Roslyn Rosen, a deaf woman who has served as president of the National Association of the Deaf (NAD), said in 1993: “Most of the cochlear implant children are still deaf children. And at $2.0,000 to $40,000 for the procedure, the real losers are the child, the family, and the insurance companies.” Like many activists, Rosen wanted deaf children to grow up as part of the deaf community instead of being taught to shun it or to consider deafness a sign of inferiority. That same year, Harlan Lane, a psychology professor with normal hearing at Northeastern University, who has chaired a NAD study group on cochlear implants, noted a danger that “the child might end up in a no-man’s land,” unable to communicate easily with either the deaf or the hearing. In recent years the NAD’s opposition to implants for young children has softened. The organization now stresses the need for parents to inform themselves about all options before making a choice, and the importance of teaching implanted children sign language and other aspects of deaf culture.

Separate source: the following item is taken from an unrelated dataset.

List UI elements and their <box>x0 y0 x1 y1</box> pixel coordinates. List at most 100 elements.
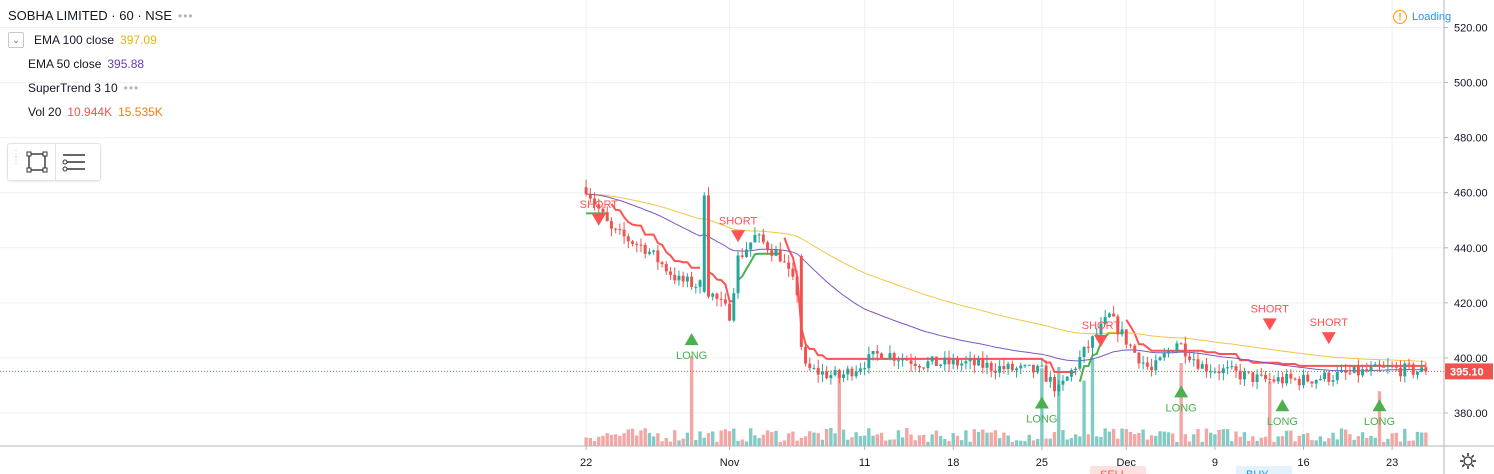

There are perhaps some 300,000 profoundly deaf who can benefit from cochlear implants. More than 30,000 of them now use devices built by Cochlear, the market leader. Still, hearing aids remain the mainstream technology for most of the deaf or hearing-impaired. More than 4,000,000 people use them in the United States, and the devices continue to improve. The hearing aid has long been a focus for advanced electronic technology, for it demands compactness, while providing high-value services. Thus, in 1953, hearing aids became the first commercial products to introduce transistors in place of vacuum tubes. They have continued to lead the way for other electronic applications requiring miniaturization and signal-processing capacity.
With hearing aids providing an increasingly wide range of cost and performance, the cochlear implant is not likely to make them obsolete. The high cost of an implant and its associated surgery will limit the number of recipients. Still, every successful implant carries its own story of an individual life made fuller and richer.
A woman named Joanne Syrja had never been able to hear high frequencies, and her hearing deteriorated through the years until she was left in profound deafness. Then, in 1991, when she was 44 years old, she received a cochlear implant. It gave her the ability to hear people with ease, even when talking on the telephone, and it did much more.
“It was last March,” she said about a year later. “I was going into my office, and there are some trees right in front of the doorway. I heard a noise, and I saw this bird sitting there. Every time its mouth opened, I heard this noise. I never heard birds before in my life. It was incredible. I just stood there with tears running down my face. I knew what I heard was the bird chirping, and it was beautiful.”